E quando a emoção se serve ainda de toda a panóplia de figuras de retórica, o seu efeito "teatral" é ainda mais eficaz.
Como entender, então, uma frase do género: "acabou o teatro!" Como efeito, ainda, do excesso de emoção; como entrada da razão em cena (na cena política); ou apenas como mais uma frase dita por um actor que acaba de entrar em palco?
Nesse caso, o teatro vai continuar. Com as consequências (bem menos teatrais) que já conhecemos.
A ver vamos.
2 comentários:
Será que cairam as máscaras? Ainda agora estamos no início...
Claro que o teatro continuará. Nem outra coisa é possível. Sim, Shakespeare tem razão e a vida é mesmo um palco. O Filipe coloca bem a questão em termos de análise sobre o papel da razão e da emoção na determinação do que é feito em palco (ainda que me pareça que o tom não faz justiça aos que reabilitaram a emoção).
Emoção e razão: essa é a nossa realidade. Numa expressão que faz lembrar Nietzsche, o ser humano é uma corda estendida entre a emoção e a razão.
O problema da nossa cultura (e também o problema da nossa falta de cultura)tem passado pela negação que os eruditos fazem da emoção e pela negação que os «incultos» fazem da razão. Lembrando a sábia ética aristotélica, a virtude está em encontrar o difícil equilíbrio entre emoção e razão. É interessante recordar ainda Aristóteles na sua célebre definição do homem como animal racional; repare-se que ser humano é ser «animal» e «racional», uma síntese entre estes dois atributos, uma síntese entre emoção e razão. Infelizmente, a civilização ocidental esqueceu ou secundarizou Aristóteles na sombra do mestre Platão, pelo que em vez de procurar a «justa medida» na relação entre os dois atributos, dedicou-se a abafar o animal (a emoção) sob a tirania da razão.
Pensadores como Damásio mais não estão a fazer do que a aprofundar a linha aristotélica, sustentando essa orientação filosófica em árduo labor científico. Bem hajam. A tirania da pureza platónica, tal como a tirania da pureza católica e a tirania da pureza muçulmana, enfim todas as tiranias associadas a todas as pretensas purezas já fizeram demasiado mal à humanidade.

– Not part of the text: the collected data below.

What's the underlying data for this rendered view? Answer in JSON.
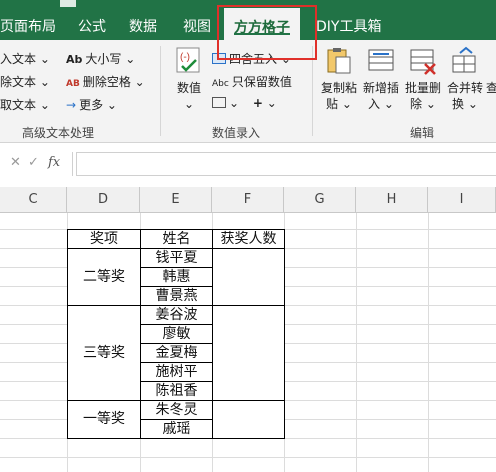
{
  "tabs": {
    "page_layout": "页面布局",
    "formulas": "公式",
    "data": "数据",
    "view": "视图",
    "fangfang": "方方格子",
    "diy": "DIY工具箱"
  },
  "ribbon": {
    "text_group": {
      "insert_text": "入文本",
      "delete_text": "除文本",
      "extract_text": "取文本",
      "case": "大小写",
      "delete_spaces": "删除空格",
      "more": "更多",
      "label": "高级文本处理",
      "case_icon": "Ab",
      "spaces_icon": "AB"
    },
    "number_group": {
      "numeric": "数值",
      "round": "四舍五入",
      "keep_numbers": "只保留数值",
      "label": "数值录入",
      "keep_icon": "Abc",
      "plus": "+"
    },
    "edit_group": {
      "copy_paste": [
        "复制粘",
        "贴"
      ],
      "insert_new": [
        "新增插",
        "入"
      ],
      "batch_delete": [
        "批量删",
        "除"
      ],
      "merge_convert": [
        "合并转",
        "换"
      ],
      "find": "查",
      "label": "编辑"
    }
  },
  "formula_bar": {
    "cancel_glyph": "✕",
    "confirm_glyph": "✓",
    "fx": "fx",
    "content": ""
  },
  "columns": [
    "C",
    "D",
    "E",
    "F",
    "G",
    "H",
    "I"
  ],
  "table": {
    "headers": [
      "奖项",
      "姓名",
      "获奖人数"
    ],
    "groups": [
      {
        "award": "二等奖",
        "names": [
          "钱平夏",
          "韩惠",
          "曹景燕"
        ],
        "count": ""
      },
      {
        "award": "三等奖",
        "names": [
          "姜谷波",
          "廖敏",
          "金夏梅",
          "施树平",
          "陈祖香"
        ],
        "count": ""
      },
      {
        "award": "一等奖",
        "names": [
          "朱冬灵",
          "戚瑶"
        ],
        "count": ""
      }
    ]
  },
  "colors": {
    "excel_green": "#217346",
    "ribbon_bg": "#f3f3f3",
    "highlight_red": "#e0302a",
    "table_border": "#000000"
  }
}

O que tem isto a ver com as máscaras e a sua relação com a política e com os políticos profissionais? Talvez o problema não esteja nas máscaras e em saber quem as usa. Todos estamos no palco, todos as usamos. Podemos mesmo dizer que a máscara é o produto da síntese que cada um faz entre a razão e a emoção no palco da sua existência. Pena é que não sejamos firmes e francos a mostrar e assumir a máscara que cada um tem. Pena é que tenhamos múltiplas máscaras que vamos substituindo conforme é mais conveniente, deixando de haver uma identidade, substituída por um quase-ser isto agora e aquilo já a seguir e que nunca chega a ser verdadeiramente nada. Este é um problema muito visível no nosso tempo, particularmente visto e grave (pelas suas consequências) no caso dos políticos profissionais.